商標的使用の主張立証責任の分配(商標法26条1項6号)

 商標法では、商標の使用行為は、2条3項に規定されています。この規定では、例えば、商品又は商品の包装に標章を付する行為は、どのような態様であろうと、使用に当たります。そして、商標権の効力は、この使用の概念で画されています(25条及び37条)
 しかし、この「使用」の定義を形式的に貫徹すると、不合理な結論になる場合があります(例えば、巨峰事件やテレビまんが事件)。商品の使用説明中に、偶々、当該商品を指定商品とする他人の登録商標が使われていたからといって、その商標が出所表示機能を発揮しているわけではありません。
 そこで、商標権侵害を否定するため、商標的使用という概念が広く用いられてきました。つまり、出所表示機能や自他商品等識別機能を発揮していない態様は、形式的には2条3項の「使用」に該当しても、商標的な使用ではないことを理由に、商標権侵害が否定されてきました。
 最近の法改正により、26条1項6号として、商標的使用が明文化されました。
「前各号に掲げるもののほか、需要者が何人かの業務に係る商品又は役務であることを認識することができる態様により使用されていない商標」
 知財高判平成27年7月16日(平成26年(ネ)第10098号)では、26条1項6号該当性が争点の1つとなっています。

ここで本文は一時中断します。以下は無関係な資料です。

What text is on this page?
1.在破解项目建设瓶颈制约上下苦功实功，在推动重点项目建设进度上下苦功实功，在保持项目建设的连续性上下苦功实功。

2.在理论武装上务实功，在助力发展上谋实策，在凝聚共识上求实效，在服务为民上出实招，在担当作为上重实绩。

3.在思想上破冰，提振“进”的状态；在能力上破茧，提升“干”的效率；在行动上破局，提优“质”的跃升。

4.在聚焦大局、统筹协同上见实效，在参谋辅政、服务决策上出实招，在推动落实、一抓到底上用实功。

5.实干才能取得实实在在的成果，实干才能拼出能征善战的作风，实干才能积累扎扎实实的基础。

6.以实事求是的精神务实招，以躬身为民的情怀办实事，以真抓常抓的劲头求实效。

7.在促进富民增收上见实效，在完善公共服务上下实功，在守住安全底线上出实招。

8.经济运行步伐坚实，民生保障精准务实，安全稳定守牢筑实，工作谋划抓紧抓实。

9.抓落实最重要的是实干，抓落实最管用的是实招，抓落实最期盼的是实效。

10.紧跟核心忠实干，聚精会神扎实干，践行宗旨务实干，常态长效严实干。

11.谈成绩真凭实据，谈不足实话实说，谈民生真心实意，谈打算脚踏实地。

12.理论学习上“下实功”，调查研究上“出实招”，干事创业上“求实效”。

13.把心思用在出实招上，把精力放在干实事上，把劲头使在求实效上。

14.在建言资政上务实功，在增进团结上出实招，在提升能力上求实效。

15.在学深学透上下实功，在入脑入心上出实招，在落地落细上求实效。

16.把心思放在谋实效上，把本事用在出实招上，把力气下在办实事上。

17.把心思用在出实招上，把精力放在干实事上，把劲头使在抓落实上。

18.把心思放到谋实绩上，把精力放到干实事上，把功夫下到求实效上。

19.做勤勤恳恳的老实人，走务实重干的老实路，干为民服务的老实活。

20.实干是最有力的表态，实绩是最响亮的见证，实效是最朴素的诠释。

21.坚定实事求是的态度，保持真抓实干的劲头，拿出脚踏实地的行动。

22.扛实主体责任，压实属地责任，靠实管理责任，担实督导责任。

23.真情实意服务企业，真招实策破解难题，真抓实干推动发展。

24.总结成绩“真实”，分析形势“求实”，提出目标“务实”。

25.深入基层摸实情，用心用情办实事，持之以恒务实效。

 問題は、商標的使用ではないことが抗弁なのか(被告が、商標的使用でないことを主張立証すべきなのか)、商標的使用であることが請求原因なのか(原告が、商標的使用であることを主張立証すべきなのか)、という点です。
 26条1項6号は、その立てつけから、商標的使用ではないことが抗弁と位置付けています。もっとも、需要者が何人かの業務に係る商品又は役務であることを認識することができる態様により「使用されてい『ない』」という「ない」ことの立証責任を負わせて良いのか、という問題提起もなされていたところです。

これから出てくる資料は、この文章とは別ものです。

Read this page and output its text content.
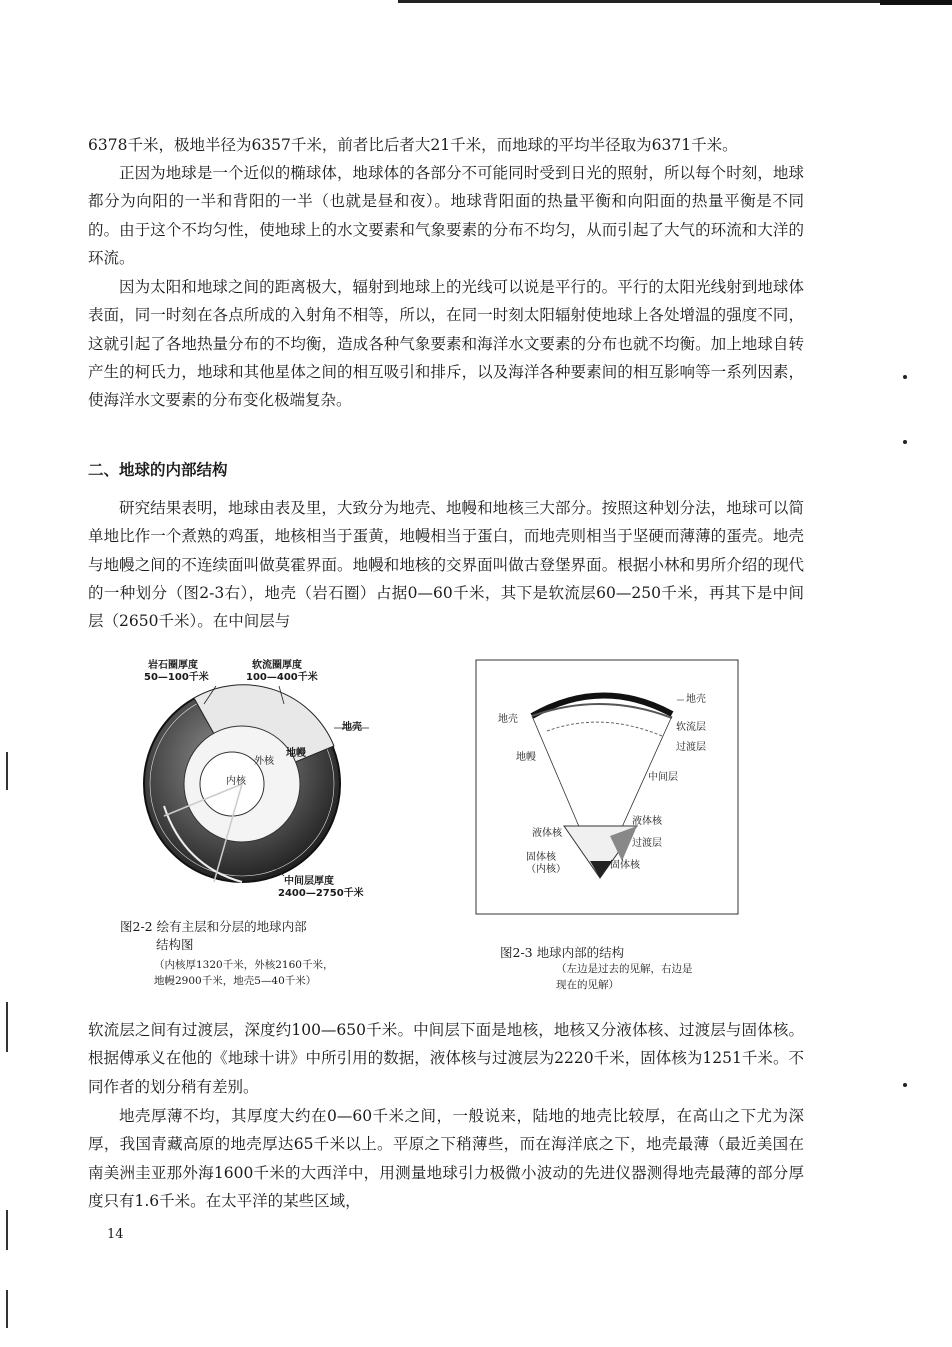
6378千米，极地半径为6357千米，前者比后者大21千米，而地球的平均半径取为6371千米。

正因为地球是一个近似的椭球体，地球体的各部分不可能同时受到日光的照射，所以每个时刻，地球都分为向阳的一半和背阳的一半（也就是昼和夜）。地球背阳面的热量平衡和向阳面的热量平衡是不同的。由于这个不均匀性，使地球上的水文要素和气象要素的分布不均匀，从而引起了大气的环流和大洋的环流。

因为太阳和地球之间的距离极大，辐射到地球上的光线可以说是平行的。平行的太阳光线射到地球体表面，同一时刻在各点所成的入射角不相等，所以，在同一时刻太阳辐射使地球上各处增温的强度不同，这就引起了各地热量分布的不均衡，造成各种气象要素和海洋水文要素的分布也就不均衡。加上地球自转产生的柯氏力，地球和其他星体之间的相互吸引和排斥，以及海洋各种要素间的相互影响等一系列因素，使海洋水文要素的分布变化极端复杂。

二、地球的内部结构

研究结果表明，地球由表及里，大致分为地壳、地幔和地核三大部分。按照这种划分法，地球可以简单地比作一个煮熟的鸡蛋，地核相当于蛋黄，地幔相当于蛋白，而地壳则相当于坚硬而薄薄的蛋壳。地壳与地幔之间的不连续面叫做莫霍界面。地幔和地核的交界面叫做古登堡界面。根据小林和男所介绍的现代的一种划分（图2-3右），地壳（岩石圈）占据0—60千米，其下是软流层60—250千米，再其下是中间层（2650千米）。在中间层与

岩石圈厚度
50—100千米
软流圈厚度
100—400千米
地壳
地幔
外核
内核
中间层厚度
2400—2750千米
图2-2 绘有主层和分层的地球内部
结构图
（内核厚1320千米，外核2160千米，
地幔2900千米，地壳5—40千米）
地壳
地幔
液体核
固体核
（内核）
地壳
软流层
过渡层
中间层
液体核
过渡层
固体核
图2-3 地球内部的结构
（左边是过去的见解，右边是
现在的见解）

软流层之间有过渡层，深度约100—650千米。中间层下面是地核，地核又分液体核、过渡层与固体核。根据傅承义在他的《地球十讲》中所引用的数据，液体核与过渡层为2220千米，固体核为1251千米。不同作者的划分稍有差别。

地壳厚薄不均，其厚度大约在0—60千米之间，一般说来，陆地的地壳比较厚，在高山之下尤为深厚，我国青藏高原的地壳厚达65千米以上。平原之下稍薄些，而在海洋底之下，地壳最薄（最近美国在南美洲圭亚那外海1600千米的大西洋中，用测量地球引力极微小波动的先进仪器测得地壳最薄的部分厚度只有1.6千米。在太平洋的某些区域，

14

 もっとも、商標的使用であるか否かは、規範的要件です。
 したがって、被告が、商標的使用ではないこと基礎づける事実(評価根拠事実)の主張立証責任を負い、原告が、商標的使用である(*二重否定の結果、商標的使用で「ある」ことになります。)ことを基礎づける事実(評価障害事実)の主張立証責任を負い、裁判所が、両者を総合評価して結論を下すことになります。
 したがって、商標的使用でないことが立証命題か、商標的使用であることが立証命題か、という議論は、あまり実益がないように思います。